Isso tudo não equivale a dizer que não há espaço para a pura celebração da alegria e do pertencimento identitários — de todos os lados, cada um de nós quer e precisa ser acolhido. No entanto, a quebra de regras que a experiência artística proporciona, aquilo que chamei de deslocamento, é uma vivência extrema das diferenças, que proporciona um reencontro modificado consigo mesmo. Por isso, a arte e a beleza requerem que saiamos de nós — que nos movimentemos ao ritmo do outro. Vem daí esse verbo tão importante: comover, mover junto.

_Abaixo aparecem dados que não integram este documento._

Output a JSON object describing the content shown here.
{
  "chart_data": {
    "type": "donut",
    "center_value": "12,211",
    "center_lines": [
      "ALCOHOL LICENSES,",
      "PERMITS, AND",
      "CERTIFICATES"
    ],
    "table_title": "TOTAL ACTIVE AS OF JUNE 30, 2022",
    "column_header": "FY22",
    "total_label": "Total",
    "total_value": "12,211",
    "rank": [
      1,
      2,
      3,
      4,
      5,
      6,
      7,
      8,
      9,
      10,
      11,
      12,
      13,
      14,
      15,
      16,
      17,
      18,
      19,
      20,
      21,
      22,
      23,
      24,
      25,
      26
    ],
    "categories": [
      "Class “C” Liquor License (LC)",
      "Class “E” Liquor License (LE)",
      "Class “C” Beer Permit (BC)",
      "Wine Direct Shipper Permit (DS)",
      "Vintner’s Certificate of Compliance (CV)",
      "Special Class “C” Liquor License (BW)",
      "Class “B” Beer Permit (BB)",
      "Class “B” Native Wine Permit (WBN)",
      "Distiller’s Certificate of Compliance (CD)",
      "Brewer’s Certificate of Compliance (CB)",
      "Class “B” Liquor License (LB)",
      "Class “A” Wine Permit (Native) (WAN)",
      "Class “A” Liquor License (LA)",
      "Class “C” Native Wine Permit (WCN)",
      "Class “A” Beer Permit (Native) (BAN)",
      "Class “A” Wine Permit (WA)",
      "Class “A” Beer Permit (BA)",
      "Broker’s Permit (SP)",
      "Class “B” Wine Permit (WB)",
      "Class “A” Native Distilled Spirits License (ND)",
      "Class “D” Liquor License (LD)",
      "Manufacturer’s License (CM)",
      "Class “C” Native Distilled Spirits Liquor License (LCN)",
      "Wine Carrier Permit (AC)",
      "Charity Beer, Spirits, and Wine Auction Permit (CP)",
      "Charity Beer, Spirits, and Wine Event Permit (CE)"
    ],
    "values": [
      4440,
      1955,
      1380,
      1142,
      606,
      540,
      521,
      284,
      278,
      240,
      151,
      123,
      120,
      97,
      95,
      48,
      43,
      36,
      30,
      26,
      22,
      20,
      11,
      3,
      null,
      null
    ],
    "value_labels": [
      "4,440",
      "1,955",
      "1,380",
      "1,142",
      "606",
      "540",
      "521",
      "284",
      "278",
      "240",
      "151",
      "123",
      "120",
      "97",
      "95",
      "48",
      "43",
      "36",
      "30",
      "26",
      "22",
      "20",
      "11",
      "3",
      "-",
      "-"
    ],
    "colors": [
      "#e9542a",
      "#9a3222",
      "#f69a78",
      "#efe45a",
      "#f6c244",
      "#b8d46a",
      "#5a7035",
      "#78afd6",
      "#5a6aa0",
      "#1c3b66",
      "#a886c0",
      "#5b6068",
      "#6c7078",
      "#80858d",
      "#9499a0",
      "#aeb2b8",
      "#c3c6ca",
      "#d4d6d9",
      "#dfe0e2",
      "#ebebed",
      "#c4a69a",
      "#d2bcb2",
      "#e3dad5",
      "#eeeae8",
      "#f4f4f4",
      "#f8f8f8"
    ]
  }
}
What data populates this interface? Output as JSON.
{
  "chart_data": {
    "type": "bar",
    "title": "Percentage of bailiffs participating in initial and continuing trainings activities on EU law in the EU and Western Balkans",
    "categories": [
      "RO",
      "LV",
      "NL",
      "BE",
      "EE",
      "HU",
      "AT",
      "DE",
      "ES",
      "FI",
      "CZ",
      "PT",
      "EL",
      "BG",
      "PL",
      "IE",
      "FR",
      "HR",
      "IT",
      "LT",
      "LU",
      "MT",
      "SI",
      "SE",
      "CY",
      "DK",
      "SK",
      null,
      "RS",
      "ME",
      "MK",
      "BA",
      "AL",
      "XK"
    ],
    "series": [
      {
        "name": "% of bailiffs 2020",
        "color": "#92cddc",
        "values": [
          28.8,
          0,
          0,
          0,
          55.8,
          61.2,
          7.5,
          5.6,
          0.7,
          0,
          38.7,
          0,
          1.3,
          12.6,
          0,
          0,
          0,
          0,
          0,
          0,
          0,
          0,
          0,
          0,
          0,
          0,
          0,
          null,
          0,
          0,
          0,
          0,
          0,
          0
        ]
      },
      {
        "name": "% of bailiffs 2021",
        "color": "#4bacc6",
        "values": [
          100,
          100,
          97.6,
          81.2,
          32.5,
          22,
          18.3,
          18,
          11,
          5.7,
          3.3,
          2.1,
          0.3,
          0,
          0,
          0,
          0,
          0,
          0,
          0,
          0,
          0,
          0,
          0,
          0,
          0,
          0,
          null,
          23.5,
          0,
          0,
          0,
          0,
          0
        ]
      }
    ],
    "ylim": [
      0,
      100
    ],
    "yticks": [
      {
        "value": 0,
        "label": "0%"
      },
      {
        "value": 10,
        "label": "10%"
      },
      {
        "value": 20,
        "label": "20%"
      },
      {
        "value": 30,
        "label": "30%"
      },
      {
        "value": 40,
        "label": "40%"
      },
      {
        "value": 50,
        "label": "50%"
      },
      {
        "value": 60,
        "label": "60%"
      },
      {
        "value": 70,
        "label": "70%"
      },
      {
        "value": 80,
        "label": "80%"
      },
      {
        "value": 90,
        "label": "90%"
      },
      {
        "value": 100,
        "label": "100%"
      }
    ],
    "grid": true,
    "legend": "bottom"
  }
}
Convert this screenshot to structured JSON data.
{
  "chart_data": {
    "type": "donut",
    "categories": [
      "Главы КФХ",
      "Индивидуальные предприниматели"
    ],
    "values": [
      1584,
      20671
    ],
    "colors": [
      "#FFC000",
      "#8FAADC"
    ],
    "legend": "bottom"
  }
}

Sabemos que Hitler e seus seguidores chamaram degenerada à arte que fugia às regras do jogo naturalista: aquilo que não copia a realidade, o que é indomável, assusta porque escancara as possibilidades do belo. Não comparo nossa situação à da Alemanha nazista, mas chamo a atenção para o fato de que, no Brasil atual, há uma afinidade entre o medo dessa beleza livre e a opção por um projeto que ameaça as liberdades individuais. Também vem daí, em boa parte, o ressentimento que os departamentos de humanidades, nas universidades, inspiram. E que precisamos combater, com informação. Não estamos fazendo orgias e usando substâncias alucinógenas nas universidades, pessoal; estamos, entre diversas ações, compartilhando outras formas de beleza, às quais vocês estão convidados. Se não sabem disso, a culpa também é nossa.
Ficarei no meu território: o da literatura. O que sobra a tantos estudantes senão se apegar ao texto menos complexo — aquele que gera menos possibilidades de erro de interpretação, mas também pouco espaço de interação — para driblar o receio de chegar à conclusão errada? Um receio que reiteradamente ajudamos a construir. Naturalmente, nem todo leitor apaixonado será um defensor dos direitos humanos, do mesmo modo que a arte não é o único caminho, nem o mais fácil, para a construção da empatia e o reconhecimento afetivo do outro.
A julgar, porém, pelo que essas eleições nos mostraram, talvez estimular o exercício da imaginação empática, a vivência afetiva das narrativas e poemas, seja um bom começo para criar gerações mais sensíveis à beleza do diferente e menos suscetíveis ao poder das emoções deletérias. Provavelmente, isso não será suficiente para mudar o resultado de uma eleição, mas talvez salve uma ou duas vidas.
Ligia Gonçalves Diniz é professora de literatura e autora de Imaginação como presença: o corpo e seus afetos na experiência literária (em preparação). Atualmente, é pesquisadora de pós-doutorado na UFMG.